The Interagency Working Group will be working to provide a more comprehensive update by January 2022. These new estimates could look quite different, as the current interim ones do not incorporate the recommendations of a 2017 report by the National Academy of Sciences.
As the Working Group progresses its efforts, expect future SCC estimates to take into account equity considerations, consistent with the President’s broader focus on environmental justice. As noted in a recent panel discussion, one of the emerging frontiers in climate econometrics is demonstrating the disproportionate impacts that climate has on disadvantaged areas.
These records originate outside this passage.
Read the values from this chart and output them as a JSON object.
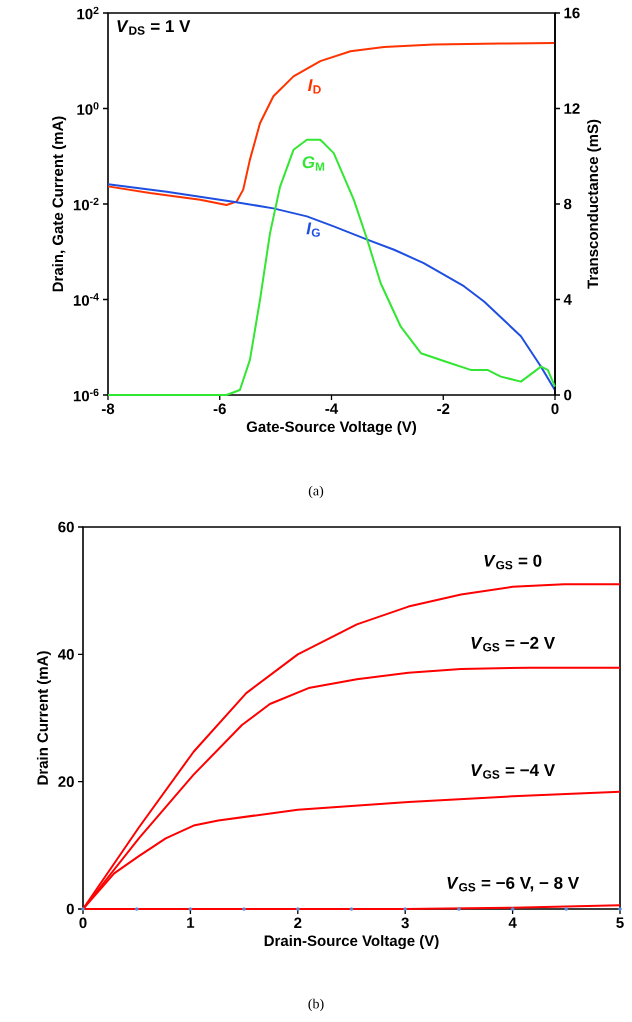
{
  "chart_data": [
    {
      "type": "line",
      "xlabel": "Gate-Source Voltage (V)",
      "ylabel": "Drain, Gate Current (mA)",
      "y2label": "Transconductance (mS)",
      "log": "y",
      "annotations": [
        "*V*$_{DS}$ = 1 V",
        "(a)"
      ],
      "xlim": [
        -8,
        0
      ],
      "xticks": [
        -8,
        -6,
        -4,
        -2,
        0
      ],
      "ylim": [
        1e-06,
        100
      ],
      "yticks": [
        {
          "value": 1e-06,
          "label": "10$^{-6}$"
        },
        {
          "value": 0.0001,
          "label": "10$^{-4}$"
        },
        {
          "value": 0.01,
          "label": "10$^{-2}$"
        },
        {
          "value": 1,
          "label": "10$^{0}$"
        },
        {
          "value": 100,
          "label": "10$^{2}$"
        }
      ],
      "y2lim": [
        0,
        16
      ],
      "y2ticks": [
        0,
        4,
        8,
        12,
        16
      ],
      "series": [
        {
          "name": "*I*$_{D}$",
          "color": "#ff3300",
          "x": [
            -8,
            -7.25,
            -6.35,
            -5.88,
            -5.7,
            -5.58,
            -5.46,
            -5.28,
            -5.04,
            -4.68,
            -4.2,
            -3.66,
            -3.06,
            -2.17,
            -0.97,
            0
          ],
          "values": [
            0.0234,
            0.017,
            0.0123,
            0.0095,
            0.0112,
            0.02,
            0.085,
            0.49,
            1.8,
            4.7,
            9.8,
            15.8,
            19.5,
            21.9,
            22.9,
            23.4
          ]
        },
        {
          "name": "*G*$_{M}$",
          "color": "#33e633",
          "axis": "y2",
          "x": [
            -8,
            -5.88,
            -5.64,
            -5.46,
            -5.28,
            -5.1,
            -4.92,
            -4.68,
            -4.44,
            -4.2,
            -3.96,
            -3.6,
            -3.36,
            -3.12,
            -2.76,
            -2.4,
            -1.87,
            -1.51,
            -1.21,
            -0.97,
            -0.61,
            -0.25,
            -0.13,
            0
          ],
          "values": [
            0,
            0,
            0.21,
            1.47,
            3.98,
            6.78,
            8.73,
            10.27,
            10.69,
            10.69,
            10.13,
            8.17,
            6.5,
            4.68,
            2.86,
            1.75,
            1.33,
            1.05,
            1.05,
            0.77,
            0.56,
            1.19,
            1.05,
            0.35
          ]
        },
        {
          "name": "*I*$_{G}$",
          "color": "#1f4fe0",
          "x": [
            -8,
            -6.95,
            -5.76,
            -5.04,
            -4.44,
            -3.96,
            -3.36,
            -2.88,
            -2.35,
            -1.63,
            -1.27,
            -0.61,
            -0.25,
            0
          ],
          "values": [
            0.026,
            0.018,
            0.0112,
            0.0081,
            0.0055,
            0.0034,
            0.0018,
            0.0011,
            0.00058,
            0.00019,
            9.1e-05,
            1.7e-05,
            3.9e-06,
            1.26e-06
          ]
        }
      ]
    },
    {
      "type": "line",
      "xlabel": "Drain-Source Voltage (V)",
      "ylabel": "Drain Current (mA)",
      "annotations": [
        "(b)"
      ],
      "xlim": [
        0,
        5
      ],
      "xticks": [
        0,
        1,
        2,
        3,
        4,
        5
      ],
      "ylim": [
        0,
        60
      ],
      "yticks": [
        0,
        20,
        40,
        60
      ],
      "series": [
        {
          "name": "*V*$_{GS}$ = 0",
          "color": "#ff0000",
          "x": [
            0,
            0.52,
            1.03,
            1.52,
            2.0,
            2.55,
            3.03,
            3.52,
            4.0,
            4.48,
            5.0
          ],
          "values": [
            0,
            12.8,
            24.7,
            33.9,
            40.0,
            44.7,
            47.5,
            49.4,
            50.6,
            51.0,
            51.0
          ]
        },
        {
          "name": "*V*$_{GS}$ = −2 V",
          "color": "#ff0000",
          "x": [
            0,
            0.52,
            1.03,
            1.48,
            1.74,
            2.1,
            2.55,
            3.03,
            3.52,
            4.16,
            5.0
          ],
          "values": [
            0,
            11.1,
            21.1,
            28.9,
            32.2,
            34.7,
            36.1,
            37.1,
            37.7,
            37.9,
            37.9
          ]
        },
        {
          "name": "*V*$_{GS}$ = −4 V",
          "color": "#ff0000",
          "x": [
            0,
            0.29,
            0.52,
            0.77,
            1.03,
            1.26,
            2.0,
            3.03,
            4.0,
            5.0
          ],
          "values": [
            0,
            5.6,
            8.3,
            11.1,
            13.1,
            13.9,
            15.6,
            16.8,
            17.7,
            18.4
          ]
        },
        {
          "name": "*V*$_{GS}$ = −6 V, − 8 V",
          "color": "#ff0000",
          "x": [
            0,
            1,
            2,
            3,
            4,
            5
          ],
          "values": [
            0,
            0,
            0,
            0,
            0.2,
            0.6
          ]
        },
        {
          "type": "scatter",
          "color": "#5b8fd9",
          "x": [
            0,
            0.5,
            1,
            1.5,
            2,
            2.5,
            3,
            3.5,
            4,
            4.5,
            5
          ],
          "values": [
            0,
            0,
            0,
            0,
            0,
            0,
            0,
            0,
            0,
            0,
            0
          ]
        }
      ]
    }
  ]
}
Biden’s day one executive order directed the Working Group to provide recommendations to revise SCC methodologies to take into account “environmental justice” and weigh these impacts to better steer federal decisionmaking; the accompanying blog post reaffirms this focus and commits the Working Group to engage “with the public and diverse stakeholders” to develop “stronger science-based estimates [] through a transparent and robust process.”
The SCC ultimately established by the Working Group may have spillover influence beyond US government benefit-cost analyses supporting rulemaking and environmental impact assessments. Carbon markets, internal corporate carbon accounting, and investor expectations for net zero transformation strategies may all be impacted by the Working Group’s SCC estimates. Accordingly, stakeholder engagement in the Working Group process is well warranted.